The issue here is one of priority of coverage among no-fault insurers and not one of coverage. The primary goal of the Legislature in enacting the Michigan no-fault act, MCL 500.3101 et seq.; MSA 24.13101 et seq., was to ensure prompt and adequate compensation to parties injured in automobile accidents by requiring them to first look to their own insurers. Shavers v Attorney General, 402 Mich. 554, 578-579; 267 NW2d 72 (1978); Nash v DAIIE, 120 Mich. App. 568, 571-572; 327 NW2d 521 (1982), lv den 417 Mich. 1088 (1983). Thus, an injured person is generally required to seek compensation from his own no-fault insurer even where that person's insured vehicle is not involved in the accident. State Farm Mutual Automobile Ins Co v Sentry Ins, 91 Mich. App. 109, 114; 283 NW2d 661 (1979), lv den 407 Mich. 911 (1979).

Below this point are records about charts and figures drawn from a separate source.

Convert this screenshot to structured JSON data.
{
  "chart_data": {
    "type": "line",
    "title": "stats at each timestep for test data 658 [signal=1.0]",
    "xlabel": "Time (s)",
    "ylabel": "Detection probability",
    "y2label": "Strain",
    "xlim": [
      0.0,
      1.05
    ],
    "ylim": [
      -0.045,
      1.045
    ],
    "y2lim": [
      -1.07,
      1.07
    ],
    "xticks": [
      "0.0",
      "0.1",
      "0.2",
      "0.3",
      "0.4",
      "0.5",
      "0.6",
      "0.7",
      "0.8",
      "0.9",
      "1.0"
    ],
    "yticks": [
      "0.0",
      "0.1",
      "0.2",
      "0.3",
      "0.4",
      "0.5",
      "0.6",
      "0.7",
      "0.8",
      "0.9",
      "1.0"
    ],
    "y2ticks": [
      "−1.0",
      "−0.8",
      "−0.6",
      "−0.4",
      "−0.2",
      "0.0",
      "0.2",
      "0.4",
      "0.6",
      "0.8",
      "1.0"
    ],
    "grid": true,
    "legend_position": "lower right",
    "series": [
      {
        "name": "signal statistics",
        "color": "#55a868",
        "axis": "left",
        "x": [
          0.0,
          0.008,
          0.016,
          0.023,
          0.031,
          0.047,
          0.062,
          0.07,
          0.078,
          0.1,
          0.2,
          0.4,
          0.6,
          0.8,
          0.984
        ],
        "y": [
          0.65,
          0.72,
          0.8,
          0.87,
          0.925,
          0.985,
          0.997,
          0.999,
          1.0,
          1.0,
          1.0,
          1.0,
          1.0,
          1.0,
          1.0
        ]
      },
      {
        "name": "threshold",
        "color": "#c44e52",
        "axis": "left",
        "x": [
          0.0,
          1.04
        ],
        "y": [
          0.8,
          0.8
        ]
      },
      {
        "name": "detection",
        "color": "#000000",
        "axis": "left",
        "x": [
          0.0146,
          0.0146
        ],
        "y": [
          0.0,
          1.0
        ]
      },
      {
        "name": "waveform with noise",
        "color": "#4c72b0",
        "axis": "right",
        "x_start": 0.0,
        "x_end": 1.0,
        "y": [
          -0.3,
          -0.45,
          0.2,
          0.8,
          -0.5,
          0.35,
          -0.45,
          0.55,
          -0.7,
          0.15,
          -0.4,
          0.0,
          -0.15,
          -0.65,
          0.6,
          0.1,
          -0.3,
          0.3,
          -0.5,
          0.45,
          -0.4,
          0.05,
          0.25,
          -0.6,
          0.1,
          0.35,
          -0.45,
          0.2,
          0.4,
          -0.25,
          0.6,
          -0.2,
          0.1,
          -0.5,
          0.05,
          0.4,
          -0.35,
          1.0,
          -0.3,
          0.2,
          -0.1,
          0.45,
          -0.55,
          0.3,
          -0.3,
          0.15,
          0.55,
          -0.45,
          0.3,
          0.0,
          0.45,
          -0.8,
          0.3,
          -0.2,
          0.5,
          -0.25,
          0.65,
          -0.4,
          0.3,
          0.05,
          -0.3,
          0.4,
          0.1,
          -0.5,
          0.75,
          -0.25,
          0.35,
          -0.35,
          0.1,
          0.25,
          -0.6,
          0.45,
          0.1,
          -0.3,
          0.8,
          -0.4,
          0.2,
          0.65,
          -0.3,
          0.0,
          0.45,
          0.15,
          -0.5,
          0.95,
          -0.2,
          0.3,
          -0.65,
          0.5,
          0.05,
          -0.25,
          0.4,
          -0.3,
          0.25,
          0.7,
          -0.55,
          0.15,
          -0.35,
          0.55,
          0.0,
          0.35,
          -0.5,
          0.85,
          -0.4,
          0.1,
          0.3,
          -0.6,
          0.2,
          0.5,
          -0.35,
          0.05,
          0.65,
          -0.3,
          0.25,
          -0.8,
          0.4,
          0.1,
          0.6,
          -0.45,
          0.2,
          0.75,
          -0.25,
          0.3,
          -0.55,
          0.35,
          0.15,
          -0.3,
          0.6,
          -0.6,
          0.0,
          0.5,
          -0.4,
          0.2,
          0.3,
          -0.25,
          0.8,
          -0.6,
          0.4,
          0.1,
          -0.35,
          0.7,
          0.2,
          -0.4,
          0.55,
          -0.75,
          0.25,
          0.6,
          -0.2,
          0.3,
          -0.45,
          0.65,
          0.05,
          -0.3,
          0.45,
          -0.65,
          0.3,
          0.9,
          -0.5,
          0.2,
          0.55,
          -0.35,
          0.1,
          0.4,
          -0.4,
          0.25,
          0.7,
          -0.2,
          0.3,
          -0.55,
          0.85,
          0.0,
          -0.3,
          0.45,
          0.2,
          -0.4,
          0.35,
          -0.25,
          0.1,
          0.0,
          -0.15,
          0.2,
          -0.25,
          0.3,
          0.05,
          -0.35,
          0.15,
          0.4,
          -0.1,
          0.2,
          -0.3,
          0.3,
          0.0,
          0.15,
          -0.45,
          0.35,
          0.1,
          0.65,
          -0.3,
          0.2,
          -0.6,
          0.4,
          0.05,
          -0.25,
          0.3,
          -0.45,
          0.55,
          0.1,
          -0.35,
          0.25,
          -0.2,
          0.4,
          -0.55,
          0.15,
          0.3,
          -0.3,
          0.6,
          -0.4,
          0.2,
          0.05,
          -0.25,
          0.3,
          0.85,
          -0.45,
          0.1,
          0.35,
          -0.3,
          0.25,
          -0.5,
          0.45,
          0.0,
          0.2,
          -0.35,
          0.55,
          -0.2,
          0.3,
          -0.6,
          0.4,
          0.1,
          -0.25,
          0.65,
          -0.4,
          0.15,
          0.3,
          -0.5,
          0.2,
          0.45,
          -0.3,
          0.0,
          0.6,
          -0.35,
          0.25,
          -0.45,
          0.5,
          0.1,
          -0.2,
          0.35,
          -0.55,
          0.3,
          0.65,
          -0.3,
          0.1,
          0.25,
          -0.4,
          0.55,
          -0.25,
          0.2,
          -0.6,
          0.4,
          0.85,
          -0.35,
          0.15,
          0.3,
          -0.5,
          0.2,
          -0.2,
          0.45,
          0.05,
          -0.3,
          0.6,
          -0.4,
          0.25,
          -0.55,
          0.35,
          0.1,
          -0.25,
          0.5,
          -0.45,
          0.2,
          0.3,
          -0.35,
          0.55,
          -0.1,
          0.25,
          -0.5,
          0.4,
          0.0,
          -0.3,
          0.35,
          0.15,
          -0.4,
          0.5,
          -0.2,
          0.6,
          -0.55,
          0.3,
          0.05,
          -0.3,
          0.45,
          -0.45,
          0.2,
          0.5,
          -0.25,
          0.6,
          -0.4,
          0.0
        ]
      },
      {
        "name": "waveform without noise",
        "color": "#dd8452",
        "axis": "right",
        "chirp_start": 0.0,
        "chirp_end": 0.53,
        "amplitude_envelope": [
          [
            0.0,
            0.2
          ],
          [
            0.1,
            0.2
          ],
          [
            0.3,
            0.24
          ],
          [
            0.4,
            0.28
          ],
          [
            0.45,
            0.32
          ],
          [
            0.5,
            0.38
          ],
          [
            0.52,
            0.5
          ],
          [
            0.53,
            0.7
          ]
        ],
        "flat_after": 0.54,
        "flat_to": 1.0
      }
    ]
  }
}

One exception to this general rule is provided under MCL 500.3114(2); MSA 24.13114(2):
"A person suffering accidental bodily injury while an operator or a passenger of a motor vehicle operated in the business of transporting passengers shall receive the personal protection insurance benefits to which the person is entitled from the insurer of the motor vehicle."
Plaintiffs rely upon this exception in arguing that coverage should be provided under the policy issued by MEEMIC.
We are not persuaded that the Legislature intended by its enactment of § 14(2) of the no-fault act to abandon the general rule of coverage where college students pay other college students for the privilege of carpooling home for school holidays. We agree with the trial court that under the *242 particular facts of these cases, plaintiffs were not passengers of "a motor vehicle operated in the business of transporting passengers". We thus affirm the judgment of the trial court.
Affirmed.
NOTES
[*] Circuit judge, sitting on the Court of Appeals by assignment.
[1] Apparently, Tomczyk's no-fault policy did not contain a coordination of benefits clause. Plaintiffs would thus have received a windfall double recovery had they been able to collect under that policy. MEEMIC relies upon Michigan's public policy against double recovery in support of its position. We find that policy argument irrelevant to the real issue raised in this appeal. While it is true that the transporting car in this case is insured under a noncoordinated policy and the injured passengers are insured under coordinated policies, it is just as likely that in the next carpooling situation the reverse will be true. MEEMIC's construction of MCL 500.3114(2); MSA 24.13114(2) would, in those situations, authorize double recovery where not otherwise available.
[2] At the hearing, the trial court first confirmed that no jury demand had been entered and then stated:
"Okay. The Court then having the power in this case to make findings of fact, will find that this is not any business. And I'll make a specific statement that, it wasn't the primary function of the driver to carry passengers for hirer [sic], he's a student, as far as I can tell. And it is not the primary purpose of the vehicle to carry passengers for hirer [sic], it just happened that incidental to coming home, it was convenient to take on passengers, and I don't really blame him for trying to make a little extra money to cover the cost of gas, that's a long ride up the Upper Peninsula. And so the entry of a judgment in favor of MEEMIC is granted in both cases."